Zab River to Feed Lake Urmia by 2019

Zab River to Feed Lake Urmia by 2019

The government is mulling plans to supply water from Zab River along the western borders to the disappearing Lake Urmia in northwest as part of measures to help restore the once largest saltwater lake in the Middle East, secretary of the Urmia Lake Restoration Program, a government taskforce, said on Friday.
"The taskforce and the Ministry of Agricultural Jihad have reached an agreement to redistribute Zab River water to Lake Urmia by 2019," Issa Kalantari was quoted as saying by ISNA.
Referring to international water rights, Kalantari said 50% of Zab waters belong to Iran and "we can use it however we want".
The taskforce is pursuing a short-term plan to maintain the lake's existing water level, while a second plan is being worked out to prevent the lake's water from draining in the long run.
The Tigris River Basin has several sub-basins shared by Iran, Iraq and Turkey. The main shared tributaries are the Great Zab, an approximately 400-kilometer-long river flowing through Turkey and Iraq, and the Little Zab which originates in Iran and joins Tigris in the Kurdistan region of Iraq.
"A similar plan calls for supplying the Caspian Sea water to Lake Urmia and a conduit is being built to do so," Kalantari said, without giving details.
Concurrently, a project is under development to connect the rivers of Mahabad, Godar and Zarrinehroud to Siminehroud, which will be diverted toward Lake Urmia.
Digging wells, repurposing lands into farms and buying 40% of farmers’ water rights are among other measures lined up by the restoration program.
Once twice as large as Luxembourg, Lake Urmia has shrunk substantially.

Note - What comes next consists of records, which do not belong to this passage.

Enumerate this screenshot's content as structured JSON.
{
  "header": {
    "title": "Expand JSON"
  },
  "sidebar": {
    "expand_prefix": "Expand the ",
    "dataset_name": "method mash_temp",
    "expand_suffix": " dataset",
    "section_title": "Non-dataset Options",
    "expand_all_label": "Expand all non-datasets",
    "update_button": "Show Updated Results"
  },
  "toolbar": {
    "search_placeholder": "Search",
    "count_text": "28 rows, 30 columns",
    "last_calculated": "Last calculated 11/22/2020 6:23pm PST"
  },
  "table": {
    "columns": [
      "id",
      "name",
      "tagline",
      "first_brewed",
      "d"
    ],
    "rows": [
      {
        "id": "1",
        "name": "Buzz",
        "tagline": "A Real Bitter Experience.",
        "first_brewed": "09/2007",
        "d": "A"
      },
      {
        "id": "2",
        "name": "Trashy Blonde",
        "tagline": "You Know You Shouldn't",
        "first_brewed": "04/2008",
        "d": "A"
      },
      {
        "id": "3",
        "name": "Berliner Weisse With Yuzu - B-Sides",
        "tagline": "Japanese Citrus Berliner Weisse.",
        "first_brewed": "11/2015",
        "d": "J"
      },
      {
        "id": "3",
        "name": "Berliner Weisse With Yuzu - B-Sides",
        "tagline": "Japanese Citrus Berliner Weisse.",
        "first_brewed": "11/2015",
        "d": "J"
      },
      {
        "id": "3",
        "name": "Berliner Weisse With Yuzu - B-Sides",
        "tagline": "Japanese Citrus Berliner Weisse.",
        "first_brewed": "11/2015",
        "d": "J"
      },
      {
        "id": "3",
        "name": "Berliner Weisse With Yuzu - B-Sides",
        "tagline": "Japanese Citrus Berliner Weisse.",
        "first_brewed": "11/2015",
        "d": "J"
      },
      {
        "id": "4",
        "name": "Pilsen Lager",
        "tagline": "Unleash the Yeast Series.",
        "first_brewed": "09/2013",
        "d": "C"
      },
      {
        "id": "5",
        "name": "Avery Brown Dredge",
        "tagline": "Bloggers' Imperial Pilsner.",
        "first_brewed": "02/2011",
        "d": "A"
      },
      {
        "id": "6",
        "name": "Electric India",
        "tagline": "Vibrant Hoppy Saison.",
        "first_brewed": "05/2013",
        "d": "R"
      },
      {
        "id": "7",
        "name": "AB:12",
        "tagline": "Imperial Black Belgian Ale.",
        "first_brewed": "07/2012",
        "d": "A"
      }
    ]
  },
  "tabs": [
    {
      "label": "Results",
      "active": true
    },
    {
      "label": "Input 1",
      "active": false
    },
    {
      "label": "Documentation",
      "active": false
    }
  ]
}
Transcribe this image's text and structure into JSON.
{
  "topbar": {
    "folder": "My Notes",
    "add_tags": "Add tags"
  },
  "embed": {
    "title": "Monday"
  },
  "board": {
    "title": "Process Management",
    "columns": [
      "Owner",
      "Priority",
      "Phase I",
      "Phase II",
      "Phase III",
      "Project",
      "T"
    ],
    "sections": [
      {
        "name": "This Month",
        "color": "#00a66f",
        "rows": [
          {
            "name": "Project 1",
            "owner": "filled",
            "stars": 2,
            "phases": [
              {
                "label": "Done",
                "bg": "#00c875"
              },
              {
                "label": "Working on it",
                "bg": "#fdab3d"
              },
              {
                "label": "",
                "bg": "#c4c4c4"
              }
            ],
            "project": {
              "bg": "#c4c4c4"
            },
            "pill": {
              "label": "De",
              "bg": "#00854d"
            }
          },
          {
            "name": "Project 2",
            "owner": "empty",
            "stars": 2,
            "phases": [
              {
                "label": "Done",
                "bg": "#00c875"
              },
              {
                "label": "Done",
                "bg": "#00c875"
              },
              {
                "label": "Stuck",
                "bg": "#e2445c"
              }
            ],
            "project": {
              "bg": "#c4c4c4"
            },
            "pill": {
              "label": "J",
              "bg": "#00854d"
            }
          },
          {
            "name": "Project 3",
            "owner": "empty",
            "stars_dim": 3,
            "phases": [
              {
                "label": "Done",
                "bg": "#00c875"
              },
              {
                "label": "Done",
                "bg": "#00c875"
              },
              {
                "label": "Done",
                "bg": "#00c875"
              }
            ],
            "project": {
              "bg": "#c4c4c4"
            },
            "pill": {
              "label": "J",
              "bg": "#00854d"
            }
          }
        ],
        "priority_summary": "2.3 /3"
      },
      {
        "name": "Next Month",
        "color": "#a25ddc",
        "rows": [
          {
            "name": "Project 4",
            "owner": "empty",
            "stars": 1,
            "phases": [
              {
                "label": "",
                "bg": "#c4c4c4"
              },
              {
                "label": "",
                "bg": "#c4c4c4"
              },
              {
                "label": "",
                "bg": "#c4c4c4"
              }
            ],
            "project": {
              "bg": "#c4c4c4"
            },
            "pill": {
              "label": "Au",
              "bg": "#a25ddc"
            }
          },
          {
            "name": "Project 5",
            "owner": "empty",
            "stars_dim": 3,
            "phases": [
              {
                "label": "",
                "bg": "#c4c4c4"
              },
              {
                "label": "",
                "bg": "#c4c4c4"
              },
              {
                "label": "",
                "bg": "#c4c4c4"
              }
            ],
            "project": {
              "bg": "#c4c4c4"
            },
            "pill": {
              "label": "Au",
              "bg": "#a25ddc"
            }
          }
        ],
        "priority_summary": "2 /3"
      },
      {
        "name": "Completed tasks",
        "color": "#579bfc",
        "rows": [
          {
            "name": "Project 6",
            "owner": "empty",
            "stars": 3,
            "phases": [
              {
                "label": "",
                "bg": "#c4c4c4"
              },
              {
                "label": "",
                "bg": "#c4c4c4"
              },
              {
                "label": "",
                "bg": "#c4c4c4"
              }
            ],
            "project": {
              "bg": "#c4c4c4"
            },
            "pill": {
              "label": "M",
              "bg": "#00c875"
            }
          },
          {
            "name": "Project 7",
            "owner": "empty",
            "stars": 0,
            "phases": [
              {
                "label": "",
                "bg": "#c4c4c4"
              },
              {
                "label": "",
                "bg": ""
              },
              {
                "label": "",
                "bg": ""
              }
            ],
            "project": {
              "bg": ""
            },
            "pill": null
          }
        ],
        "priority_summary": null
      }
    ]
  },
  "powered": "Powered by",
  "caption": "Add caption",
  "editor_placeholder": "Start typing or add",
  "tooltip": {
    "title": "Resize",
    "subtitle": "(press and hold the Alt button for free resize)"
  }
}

According to published reports, it was sliced in half in 2008 and its surface area has dwindled to around 10% of its average size over the course of five decades.
The lake has dried up drastically due to a variety of factors, including the construction of a 15-kilometer causeway to shorten the travel time between Urmia and Tabriz cities as well as construction of several dams that have choked off a major supply of water flowing from the mountains that tower on either side of the lake.